Yaş ilerler ve çocuk artık mahalle hayatına katılır. Çevresine bakar ve görür ki mahalle içerisinde babanın ve ananın saygı duyduğu ve değer verdiği insanlar vardır. Mahalle sakinleri uzun kış gecelerinde toplanarak kendi aralarında eğlenmektedir. Bu toplantılarda yemekler pişirilmekte, mahallenin ve şehrin sorunları konuşulmakta, kimin kime nasıl yardımın dokunulacağı tartışılmakta ve yapılacak olan bu yardımın nasıl gizli kalınacağı düşünülmektedir. Bu ortamda her türlü sosyal sivrilik törpülenmektedir. Bu kış gecesinin sohbetleri, içine kadar işleyen nüktedanlıkla ile süslenmekte ve dadaş adayımızın kendisinde de nüktedanlık oluşturmaya, dayanışma ruhunun gelişmesine zemin hazırlamaktadır. Bu nüktedanlığın yanı sıra çocukta musiki zevki de oluşmaya başlamıştır. Çocuktan beklenen bu sohbetler de tıpkı anası ve babasına gösterdiği saygı ve sevgiyi mahallenin sakinlerine de göstermesidir.
Birlikte oturmayı ve yaşamayı öğrenen çocuğumuzun artık çok daha büyük bir ailesi, mahallesi vardır. Hele bu mahalle bir de sur dışında kalan bir varoş ise delikanlı çağına gelen çocuk için savunulması gereken bir mukaddes attır. Delikanlılığın verdiği cesaret ve enerji ile bu görevi yerine getirmek bir nevi kendini ispattır. Ama babasından ve mahallesinde dadaşım dediklerinde gördüğü tarzda, bu tarz da bildiği cesarettir, yiğitliktir ve daha tam olarak anlayamadığı bir vakardır. Bu vakarda büyüklerin doğruluğa, dürüstlüğe, kahramanlığa ve güzel ahlaka verdiği değer ile delikanlı artık bu değerleri vazgeçilmez bir yaşam tarzı olarak algılar. Bu yaşam tarzını Bar dediği davullu zurnalı oyunla simgeleştirmiş. Toylarda, toplantılarda, asker uğurlamalarında bar denilen bu oyunu oynamış yani bar tutmuştur.

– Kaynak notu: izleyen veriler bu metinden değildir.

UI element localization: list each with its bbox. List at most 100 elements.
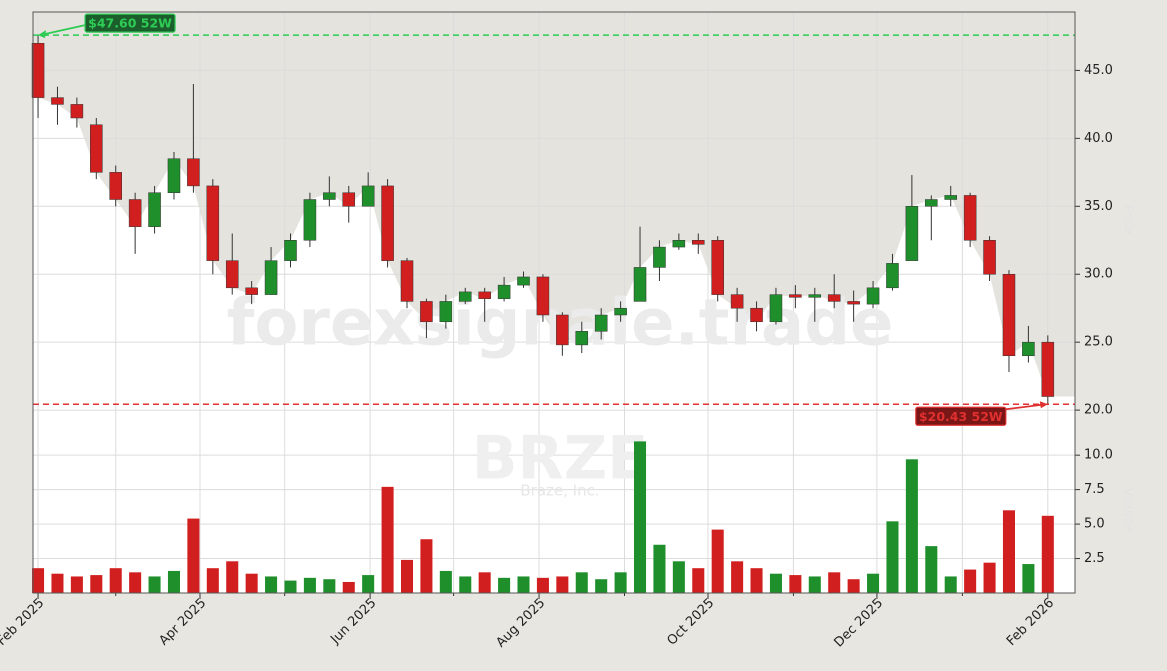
y-axis-label: Price bbox=[1122, 205, 1136, 234]
volume-bar bbox=[303, 577, 316, 593]
volume-bar bbox=[672, 561, 685, 593]
candle-body bbox=[556, 314, 569, 346]
candle-body bbox=[847, 301, 860, 305]
candle-body bbox=[70, 104, 84, 119]
annotation-arrow bbox=[39, 24, 86, 36]
volume-tick-label: 5.0 bbox=[1084, 517, 1105, 532]
volume-bar bbox=[381, 486, 394, 593]
candle-body bbox=[614, 307, 627, 316]
arrow-head bbox=[1039, 401, 1048, 409]
volume-bar bbox=[148, 576, 161, 593]
symbol-watermark: BRZE bbox=[472, 424, 648, 494]
volume-tick-label: 2.5 bbox=[1084, 551, 1105, 566]
volume-tick-label: 7.5 bbox=[1084, 482, 1105, 497]
volume-bar bbox=[420, 539, 433, 593]
volume-bar bbox=[478, 572, 491, 593]
annotation-label: $20.43 52W bbox=[919, 409, 1003, 424]
volume-axis-label: Volume bbox=[1122, 488, 1136, 533]
volume-bar bbox=[556, 576, 569, 593]
candle-body bbox=[206, 185, 220, 261]
volume-bar bbox=[595, 579, 608, 593]
candle-body bbox=[381, 185, 394, 261]
volume-bar bbox=[498, 577, 511, 593]
candle-body bbox=[808, 294, 822, 298]
candle-body bbox=[400, 260, 414, 302]
annotation-arrow bbox=[1005, 403, 1046, 411]
volume-bar bbox=[109, 568, 122, 593]
candle-body bbox=[653, 246, 666, 268]
candle-body bbox=[51, 97, 64, 105]
volume-bar bbox=[731, 561, 744, 593]
volume-bar bbox=[983, 562, 996, 593]
candle-body bbox=[730, 294, 744, 309]
candle-body bbox=[420, 301, 433, 323]
volume-bar bbox=[1022, 564, 1035, 593]
volume-bar bbox=[905, 459, 918, 593]
candle-body bbox=[1022, 341, 1035, 357]
volume-bar bbox=[536, 577, 549, 593]
y-tick-label: 20.0 bbox=[1084, 403, 1113, 418]
volume-bar bbox=[284, 580, 297, 593]
volume-bar bbox=[847, 579, 860, 593]
volume-bar bbox=[342, 581, 355, 593]
candle-body bbox=[1041, 341, 1055, 397]
volume-bar bbox=[867, 573, 880, 593]
candle-body bbox=[944, 195, 957, 200]
volume-bar bbox=[129, 572, 142, 593]
candle-body bbox=[187, 158, 200, 187]
volume-bar bbox=[1002, 510, 1015, 593]
candle-body bbox=[866, 287, 880, 305]
candle-body bbox=[983, 240, 996, 275]
arrow-head bbox=[38, 30, 47, 39]
volume-bar bbox=[517, 576, 530, 593]
candle-body bbox=[90, 124, 103, 173]
volume-bar bbox=[692, 568, 705, 593]
volume-bar bbox=[439, 570, 452, 593]
y-tick-label: 35.0 bbox=[1084, 199, 1113, 214]
volume-bar bbox=[925, 546, 938, 593]
volume-bar bbox=[206, 568, 219, 593]
candle-body bbox=[303, 199, 317, 241]
candle-body bbox=[264, 260, 278, 295]
volume-bar bbox=[750, 568, 763, 593]
volume-bar bbox=[886, 521, 899, 593]
candle-body bbox=[458, 291, 472, 302]
candle-body bbox=[789, 294, 802, 298]
volume-bar bbox=[1041, 515, 1054, 593]
candle-body bbox=[167, 158, 181, 193]
candle-body bbox=[225, 260, 239, 289]
candle-body bbox=[148, 192, 161, 227]
volume-tick-label: 10.0 bbox=[1084, 448, 1113, 463]
candle-body bbox=[886, 263, 899, 289]
volume-bar bbox=[265, 576, 278, 593]
candle-body bbox=[517, 276, 530, 286]
volume-bar bbox=[711, 529, 724, 593]
volume-bar bbox=[614, 572, 627, 593]
candle-body bbox=[342, 192, 356, 207]
volume-bar bbox=[167, 570, 180, 593]
candle-body bbox=[711, 240, 724, 295]
volume-bar bbox=[323, 579, 336, 593]
volume-bar bbox=[808, 576, 821, 593]
volume-bar bbox=[653, 544, 666, 593]
candle-body bbox=[750, 307, 763, 323]
candle-body bbox=[478, 291, 491, 299]
candle-body bbox=[925, 199, 938, 207]
company-watermark: Braze, Inc. bbox=[520, 482, 599, 500]
volume-bar bbox=[245, 573, 258, 593]
candle-body bbox=[245, 287, 258, 295]
volume-bar bbox=[187, 518, 200, 593]
candle-body bbox=[31, 43, 45, 98]
annotation-box bbox=[84, 13, 176, 33]
candle-body bbox=[439, 301, 453, 323]
candle-body bbox=[692, 240, 705, 245]
volume-bar bbox=[459, 576, 472, 593]
y-tick-label: 30.0 bbox=[1084, 267, 1113, 282]
candle-body bbox=[1002, 273, 1016, 357]
volume-bar bbox=[964, 569, 977, 593]
candle-body bbox=[575, 331, 589, 346]
price-shade bbox=[33, 12, 1075, 397]
volume-bar bbox=[70, 576, 83, 593]
candle-body bbox=[769, 294, 783, 323]
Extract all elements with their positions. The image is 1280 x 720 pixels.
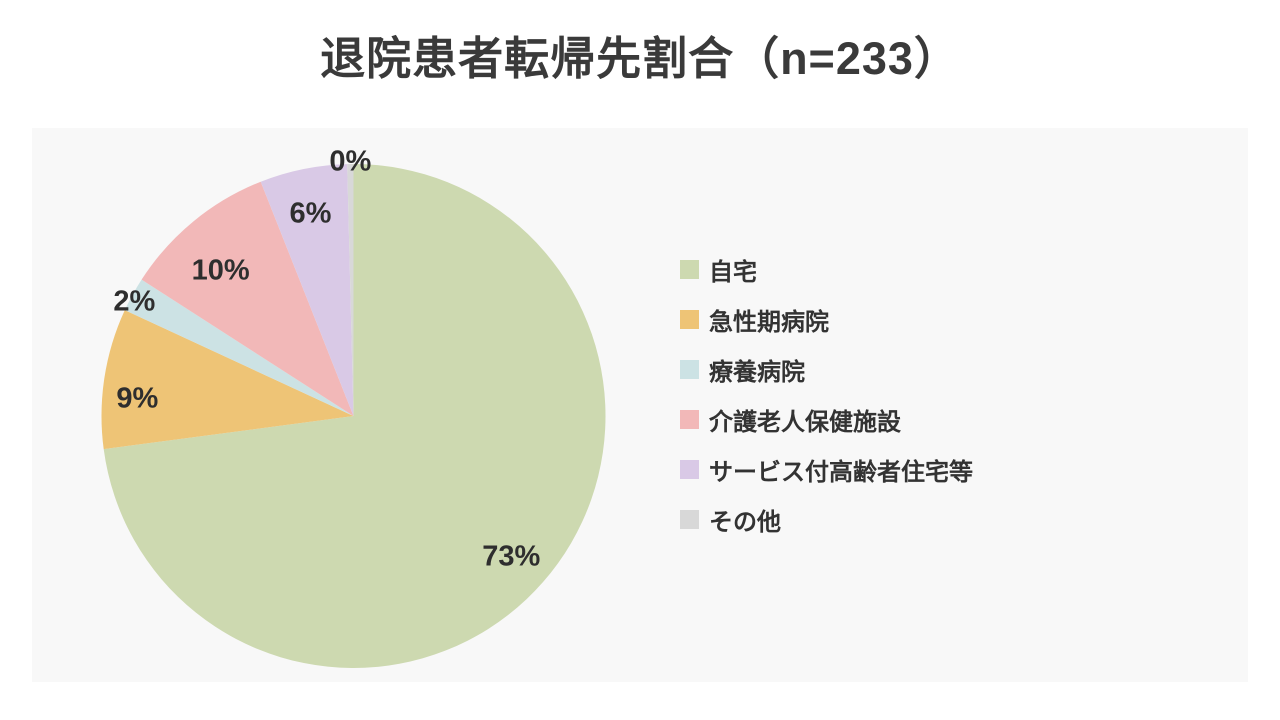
legend-label-acute-care-hospital: 急性期病院 — [709, 308, 829, 336]
legend-swatch-long-term-care-hospital — [680, 359, 699, 379]
pie-slice-home — [103, 164, 606, 668]
pie-slice-serviced-senior-housing — [260, 164, 354, 416]
pie-chart — [101, 164, 606, 668]
legend-item-geriatric-health-facility: 介護老人保健施設 — [680, 403, 973, 436]
legend-label-other: その他 — [709, 508, 781, 536]
legend-swatch-serviced-senior-housing — [680, 459, 699, 479]
legend-label-long-term-care-hospital: 療養病院 — [709, 358, 805, 386]
legend-item-home: 自宅 — [680, 253, 973, 286]
chart-area: 73% 9% 2% 10% 6% 0% 自宅 急性期病院 療養病院 介護老人保健施設 サービス付高… — [32, 128, 1248, 682]
legend-label-home: 自宅 — [709, 258, 757, 286]
legend-swatch-home — [680, 259, 699, 279]
legend-swatch-acute-care-hospital — [680, 309, 699, 329]
pie-slice-geriatric-health-facility — [141, 181, 354, 416]
legend-label-geriatric-health-facility: 介護老人保健施設 — [709, 408, 901, 436]
legend-swatch-other — [680, 509, 699, 529]
legend-item-acute-care-hospital: 急性期病院 — [680, 303, 973, 336]
pie-slice-long-term-care-hospital — [124, 279, 354, 416]
legend-item-other: その他 — [680, 503, 973, 536]
legend-swatch-geriatric-health-facility — [680, 409, 699, 429]
legend-label-serviced-senior-housing: サービス付高齢者住宅等 — [709, 458, 973, 486]
legend-item-serviced-senior-housing: サービス付高齢者住宅等 — [680, 453, 973, 486]
chart-title: 退院患者転帰先割合（n=233） — [320, 33, 960, 84]
legend-item-long-term-care-hospital: 療養病院 — [680, 353, 973, 386]
pie-slice-other — [347, 164, 354, 416]
legend: 自宅急性期病院療養病院介護老人保健施設サービス付高齢者住宅等 その他 — [680, 253, 973, 536]
pie-slice-acute-care-hospital — [101, 310, 354, 450]
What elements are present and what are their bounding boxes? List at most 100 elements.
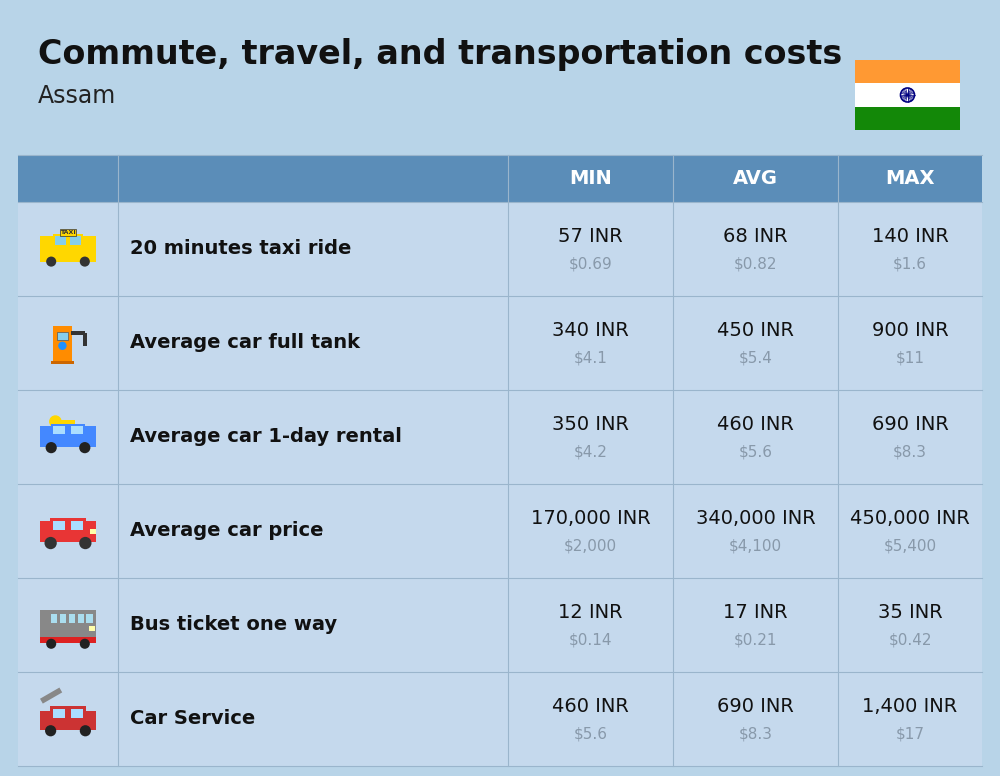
Text: 12 INR: 12 INR (558, 604, 623, 622)
Bar (51, 424, 85, 435)
Bar (18, 202, 982, 296)
Bar (83, 333, 87, 346)
Bar (40, 237, 96, 262)
Bar (90, 528, 96, 534)
Circle shape (46, 442, 57, 453)
Circle shape (46, 639, 56, 649)
Text: $1.6: $1.6 (893, 257, 927, 272)
Text: 350 INR: 350 INR (552, 415, 629, 435)
Circle shape (79, 537, 92, 549)
Bar (855, 60, 960, 83)
Bar (57, 332, 68, 340)
Circle shape (45, 725, 56, 736)
Text: $0.21: $0.21 (734, 632, 777, 647)
Text: 690 INR: 690 INR (717, 698, 794, 716)
Bar (40, 521, 96, 542)
Circle shape (50, 416, 61, 428)
Text: $8.3: $8.3 (738, 726, 772, 742)
Circle shape (44, 537, 57, 549)
Bar (86, 615, 93, 623)
Text: 450 INR: 450 INR (717, 321, 794, 341)
Bar (18, 155, 982, 202)
Bar (53, 521, 65, 529)
Bar (40, 711, 96, 730)
Text: $0.69: $0.69 (569, 257, 612, 272)
Text: 460 INR: 460 INR (552, 698, 629, 716)
Bar (89, 625, 95, 631)
Text: Average car 1-day rental: Average car 1-day rental (130, 428, 402, 446)
Bar (53, 709, 65, 718)
Text: $5,400: $5,400 (883, 539, 937, 553)
Text: MIN: MIN (569, 169, 612, 188)
Text: 460 INR: 460 INR (717, 415, 794, 435)
Text: Average car price: Average car price (130, 521, 324, 541)
Text: $8.3: $8.3 (893, 445, 927, 459)
Bar (60, 230, 76, 236)
Bar (71, 331, 85, 334)
Text: Assam: Assam (38, 84, 116, 108)
Text: $4.2: $4.2 (574, 445, 607, 459)
Text: 57 INR: 57 INR (558, 227, 623, 247)
Bar (855, 106, 960, 130)
Text: Average car full tank: Average car full tank (130, 334, 360, 352)
Text: $4,100: $4,100 (729, 539, 782, 553)
Text: 17 INR: 17 INR (723, 604, 788, 622)
Text: 450,000 INR: 450,000 INR (850, 510, 970, 528)
Circle shape (80, 725, 91, 736)
Bar (72, 423, 75, 426)
Bar (50, 706, 86, 719)
Text: 140 INR: 140 INR (872, 227, 948, 247)
Circle shape (80, 639, 90, 649)
Text: $2,000: $2,000 (564, 539, 617, 553)
Text: TAXI: TAXI (60, 230, 76, 235)
Text: $0.42: $0.42 (888, 632, 932, 647)
Circle shape (58, 341, 67, 350)
Bar (855, 83, 960, 106)
Text: $17: $17 (896, 726, 924, 742)
Bar (78, 615, 84, 623)
Text: 1,400 INR: 1,400 INR (862, 698, 958, 716)
Bar (18, 578, 982, 672)
Bar (53, 234, 83, 246)
Bar (71, 709, 83, 718)
Text: $0.14: $0.14 (569, 632, 612, 647)
Bar (61, 420, 75, 424)
Bar (18, 672, 982, 766)
Text: $0.82: $0.82 (734, 257, 777, 272)
Bar (18, 484, 982, 578)
Bar (50, 518, 86, 531)
Text: $5.6: $5.6 (574, 726, 608, 742)
Text: Bus ticket one way: Bus ticket one way (130, 615, 337, 635)
Text: MAX: MAX (885, 169, 935, 188)
Bar (51, 615, 57, 623)
Text: 20 minutes taxi ride: 20 minutes taxi ride (130, 240, 351, 258)
Bar (71, 521, 83, 529)
Bar (60, 615, 66, 623)
Text: $5.6: $5.6 (738, 445, 772, 459)
Text: 68 INR: 68 INR (723, 227, 788, 247)
Text: $11: $11 (896, 351, 924, 365)
Bar (51, 361, 74, 364)
Bar (18, 390, 982, 484)
Circle shape (46, 257, 56, 267)
Circle shape (80, 257, 90, 267)
Text: Commute, travel, and transportation costs: Commute, travel, and transportation cost… (38, 38, 842, 71)
Bar (18, 296, 982, 390)
Bar (53, 426, 65, 435)
Bar (71, 426, 83, 435)
Text: 340,000 INR: 340,000 INR (696, 510, 815, 528)
Bar (70, 236, 81, 244)
Text: 690 INR: 690 INR (872, 415, 948, 435)
Bar (55, 236, 66, 244)
Text: $5.4: $5.4 (739, 351, 772, 365)
Text: 340 INR: 340 INR (552, 321, 629, 341)
Text: 35 INR: 35 INR (878, 604, 942, 622)
Text: 900 INR: 900 INR (872, 321, 948, 341)
Text: Car Service: Car Service (130, 709, 255, 729)
Bar (40, 426, 96, 447)
Circle shape (79, 442, 90, 453)
Text: $4.1: $4.1 (574, 351, 607, 365)
Text: AVG: AVG (733, 169, 778, 188)
Text: 170,000 INR: 170,000 INR (531, 510, 650, 528)
Bar (69, 615, 75, 623)
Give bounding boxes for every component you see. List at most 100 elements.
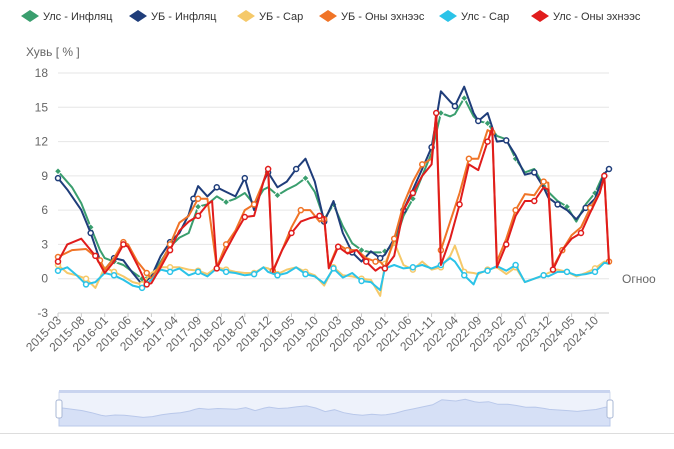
data-point	[460, 272, 468, 279]
series-5	[54, 109, 610, 288]
data-point	[390, 235, 398, 242]
legend-label: Улс - Инфляц	[43, 11, 113, 23]
data-point	[273, 191, 282, 200]
data-point	[316, 212, 323, 220]
data-point	[432, 109, 440, 117]
data-point	[54, 267, 62, 274]
y-tick-label: 6	[41, 203, 48, 217]
legend-label: Улс - Сар	[461, 11, 509, 23]
data-point	[87, 229, 94, 237]
data-point	[503, 241, 510, 248]
data-point	[138, 284, 146, 292]
data-point	[381, 265, 389, 272]
data-point	[274, 272, 281, 279]
data-point	[110, 272, 118, 279]
legend-item[interactable]: УБ - Инфляц	[129, 10, 217, 23]
data-point	[540, 178, 547, 185]
series-0	[53, 93, 606, 283]
data-point	[213, 184, 221, 191]
data-point	[221, 197, 231, 207]
data-point	[193, 202, 203, 211]
series-1	[54, 85, 613, 288]
data-point	[194, 268, 202, 276]
data-point	[554, 201, 561, 208]
data-point	[451, 102, 459, 110]
data-point	[418, 161, 426, 168]
legend-label: Улс - Оны эхнээс	[553, 11, 641, 23]
data-point	[512, 261, 519, 269]
data-point	[54, 174, 62, 182]
series-line	[57, 97, 606, 280]
data-point	[82, 281, 90, 288]
legend-item[interactable]: Улс - Оны эхнээс	[531, 10, 641, 23]
legend-item[interactable]: УБ - Сар	[237, 10, 303, 23]
legend-swatch-icon	[531, 10, 549, 22]
legend-swatch-icon	[319, 10, 337, 22]
data-point	[288, 229, 295, 237]
data-point	[292, 165, 300, 173]
zoom-preview-area	[58, 398, 611, 427]
series-line	[57, 112, 610, 286]
x-axis-label: Огноо	[622, 272, 656, 286]
data-point	[302, 270, 309, 278]
data-point	[143, 281, 150, 288]
data-point	[409, 189, 417, 197]
data-point	[362, 258, 370, 265]
y-tick-label: -3	[37, 306, 48, 320]
y-axis-label: Хувь [ % ]	[26, 45, 80, 59]
data-point	[531, 169, 538, 176]
legend-item[interactable]: УБ - Оны эхнээс	[319, 10, 425, 23]
series-line	[57, 113, 610, 280]
zoom-handle-left[interactable]	[55, 399, 63, 419]
data-point	[241, 213, 249, 221]
data-point	[577, 229, 585, 237]
zoom-top-bar	[59, 390, 610, 393]
data-point	[460, 93, 469, 103]
data-point	[563, 268, 571, 276]
data-point	[54, 258, 62, 265]
y-tick-labels: -3 0 3 6 9 12 15 18	[35, 66, 49, 320]
data-point	[409, 264, 417, 271]
data-point	[222, 268, 230, 276]
data-point	[120, 241, 127, 248]
data-point	[213, 265, 221, 272]
data-point	[531, 197, 538, 205]
y-tick-label: 15	[35, 100, 49, 114]
legend-label: УБ - Инфляц	[151, 11, 217, 23]
data-point	[376, 254, 384, 262]
data-point	[549, 266, 557, 273]
data-point	[194, 212, 202, 220]
series-3	[54, 113, 613, 280]
data-point	[484, 267, 491, 274]
series-line	[57, 85, 610, 286]
data-point	[166, 268, 174, 276]
y-tick-label: 9	[41, 169, 48, 183]
y-tick-label: 12	[35, 135, 49, 149]
data-point	[372, 258, 379, 265]
legend-label: УБ - Оны эхнээс	[341, 11, 425, 23]
x-tick-labels: 2015-032015-082016-012016-062016-112017-…	[23, 313, 601, 354]
legend-label: УБ - Сар	[259, 11, 303, 23]
zoom-slider[interactable]	[55, 390, 614, 427]
data-point	[166, 246, 174, 254]
zoom-handle-right[interactable]	[606, 399, 614, 419]
series-lines	[53, 85, 613, 297]
data-point	[82, 275, 90, 282]
data-point	[143, 269, 150, 277]
y-tick-label: 0	[41, 272, 48, 286]
data-point	[465, 155, 473, 162]
data-point	[475, 117, 482, 125]
legend-item[interactable]: Улс - Инфляц	[21, 10, 113, 23]
legend-item[interactable]: Улс - Сар	[439, 10, 509, 23]
data-point	[358, 277, 365, 285]
y-tick-label: 18	[35, 66, 49, 80]
data-point	[503, 137, 510, 144]
data-point	[484, 138, 491, 145]
legend-swatch-icon	[439, 10, 457, 22]
data-point	[605, 165, 613, 173]
legend-swatch-icon	[237, 10, 255, 22]
data-point	[250, 270, 258, 278]
data-point	[334, 243, 342, 250]
data-point	[591, 268, 599, 276]
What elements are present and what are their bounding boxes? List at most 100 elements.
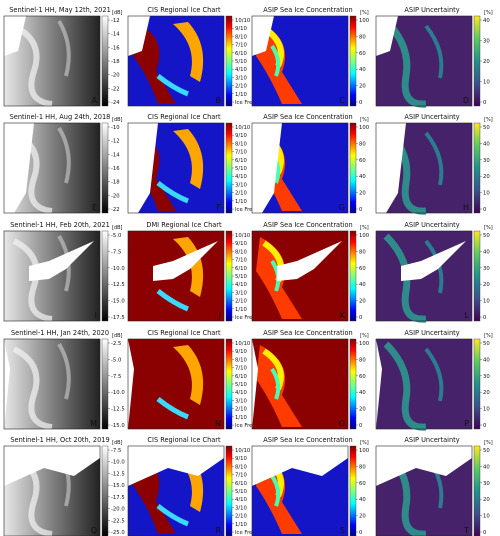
colorbar xyxy=(101,15,109,107)
colorbar-tick-label: 0 xyxy=(483,315,487,321)
land-mask xyxy=(252,123,282,213)
colorbar xyxy=(349,338,357,430)
colorbar-tick-label: 100 xyxy=(359,125,370,131)
panel: ASIP Sea Ice Concentration G 100 80 60 40 20 0 [… xyxy=(251,113,370,214)
figure-row: Sentinel-1 HH, Aug 24th, 2018 E -10 -12 -14 -… xyxy=(3,113,493,215)
ice-patch xyxy=(270,44,281,77)
colorbar-tick-label: 80 xyxy=(359,141,366,147)
colorbar-tick-label: 0 xyxy=(483,207,487,213)
colorbar-tick-label: 20 xyxy=(483,174,490,180)
panel-letter: R xyxy=(215,526,221,535)
colorbar-tick-label: 50 xyxy=(483,341,490,347)
uncertainty-band xyxy=(383,18,427,108)
colorbar-tick-label: 0 xyxy=(359,100,363,106)
colorbar-tick-label: -15.0 xyxy=(111,483,125,489)
colorbar-tick-label: 100 xyxy=(359,18,370,24)
colorbar-tick-label: 40 xyxy=(483,18,490,24)
panel: ASIP Sea Ice Concentration O 100 80 60 40 20 0 [… xyxy=(251,329,370,430)
sar-ice-streak xyxy=(57,19,71,77)
colorbar-unit: [%] xyxy=(360,117,369,123)
sar-ice-streak xyxy=(12,346,53,430)
panel-frame xyxy=(3,445,101,536)
panel-frame xyxy=(127,445,225,536)
panel-letter: A xyxy=(92,96,98,105)
colorbar-tick-label: -17.5 xyxy=(111,495,125,501)
panel-letter: Q xyxy=(91,526,97,535)
ice-patch xyxy=(156,74,189,97)
colorbar-tick-label: 20 xyxy=(359,299,366,305)
colorbar-tick-label: -12 xyxy=(111,139,120,145)
panel: ASIP Uncertainty P 50 40 30 20 10 0 [%] xyxy=(375,329,493,431)
colorbar-unit: [%] xyxy=(360,10,369,16)
colorbar-tick-label: -22 xyxy=(111,207,120,213)
colorbar-tick-label: 100 xyxy=(359,341,370,347)
panel-letter: H xyxy=(463,203,469,212)
colorbar xyxy=(225,15,233,107)
colorbar-unit: [dB] xyxy=(112,10,123,16)
panel-frame xyxy=(3,15,101,107)
colorbar-tick-label: 40 xyxy=(483,141,490,147)
land-mask xyxy=(401,241,466,281)
colorbar-tick-label: 3/10 xyxy=(235,398,248,404)
panel-frame xyxy=(127,230,225,322)
sar-ice-streak xyxy=(12,238,53,322)
colorbar-tick-label: 3/10 xyxy=(235,505,248,511)
colorbar-tick-label: 60 xyxy=(359,158,366,164)
panel: Sentinel-1 HH, Aug 24th, 2018 E -10 -12 -14 -… xyxy=(3,113,123,214)
colorbar-tick-label: 0 xyxy=(483,530,487,536)
colorbar-tick-label: 40 xyxy=(359,282,366,288)
land-mask xyxy=(252,16,274,56)
panel: CIS Regional Ice Chart N 10/10 9/10 8/10 7/10… xyxy=(127,329,256,430)
panel-frame xyxy=(127,122,225,214)
colorbar-tick-label: 9/10 xyxy=(235,133,248,139)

Azerbaycan’ dan, İran’ dan ve Anadolu’nun içlerinde gelen kervanların getirdiği sadece mallar değildir. Hikâyelerdir, öykülerdir, bilinmeyen hayatlardır, farklı fikirler ve düşüncelerdir. Artık mektebe, medreseye başlayan çocuk hem burada, hem babasından, hem de mahalleden öğrendikleriyle hayatını yönlendirmeye başlamıştır.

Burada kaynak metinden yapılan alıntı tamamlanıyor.